Le ministre de la défense britannique, John Healey, a annoncé jeudi 11 juin sa démission, exprimant son désaccord avec le premier ministre Keir Starmer à propos d’un plan d’investissement à long terme dans la défense qui doit être publié bientôt. « Vous n’avez pas été en mesure, et le Trésor [ministère des finances] n’a pas voulu, mobiliser les ressources dont la nation a besoin pour défendre le pays en cette période de menaces croissantes », écrit-il dans sa lettre de démission adressée à Keir Starmer, publiée sur X.
La publication d’un plan d’investissement sur dix ans dans la défense, initialement prévue pour la fin 2025, a été plusieurs fois reportée. « Après vous avoir expliqué que je ne pourrais pas accepter un accord qui ne donnerait pas à nos forces les ressources nécessaires, je n’ai désormais plus d’autre choix que de présenter ma démission », explique M. Healey.
Cette démission est un nouveau coup dur pour le premier ministre travailliste, fragilisé politiquement depuis des mois et menacé par une contestation interne, à une semaine d’une élection législative partielle cruciale.
Augmentation des dépenses de défense
Le gouvernement travailliste de Keir Starmer s’est engagé à augmenter les dépenses militaires et doit dévoiler son plan d’investissement dans la défense avant le sommet de l’Organisation du traité de l’Atlantique Nord (OTAN) les 7 et 8 juillet.
La guerre en Iran a récemment révélé au grand public les effets d’années de manque d’investissements et de retards industriels, qui se traduisent par une Navy quasi absente dans la région.
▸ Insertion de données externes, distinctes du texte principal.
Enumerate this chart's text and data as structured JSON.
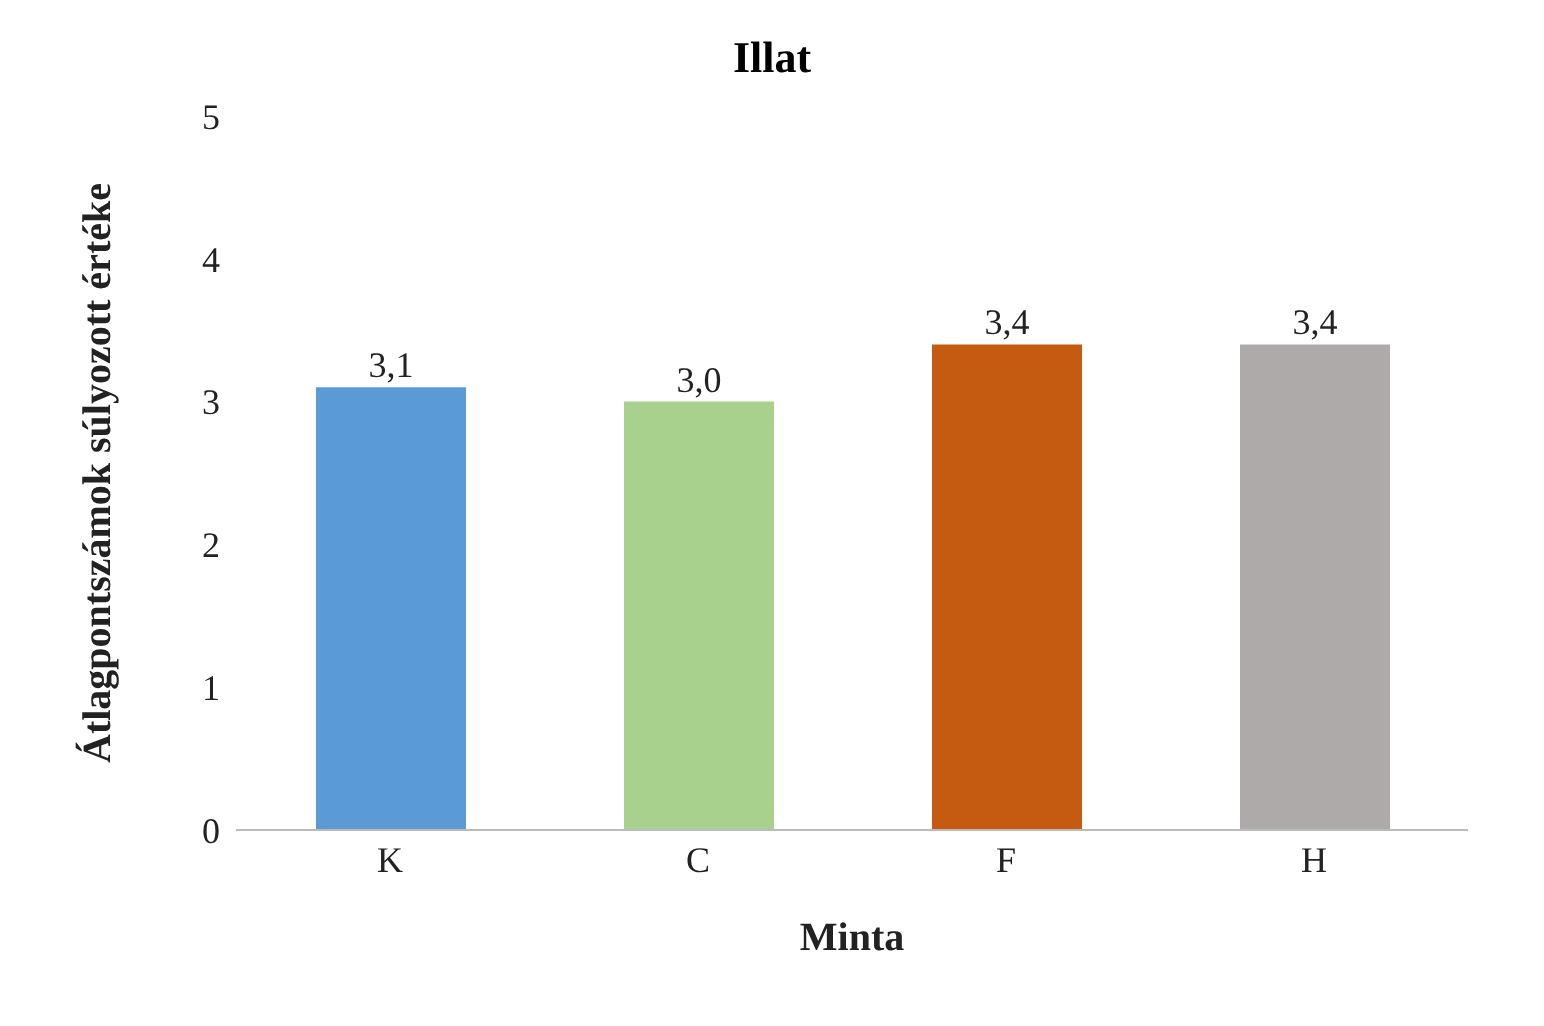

Le premier ministre s’est engagé à porter les dépenses de défense à 2,5 % du produit intérieur brut (PIB) d’ici 2027, puis à 3 % après 2029, et à 3,5 % du PIB d’ici 2035, conformément à l’objectif fixé par l’OTAN.
Interrogé lors d’une conférence de presse à Bruxelles, le secrétaire général de l’OTAN, Mark Rutte, qui n’était pas au courant de cette démission, a reconnu que l’augmentation des dépenses militaires n’était pas chose aisée. « Bien sûr, ce n’est pas facile car, au final, il y a toujours un compromis à trouver avec d’autres dépenses, qui sont également importantes, mais la mission première de tout gouvernement est, en fin de compte, d’assurer la sécurité du pays et de veiller à ce que l’économie soit forte », a-t-il déclaré.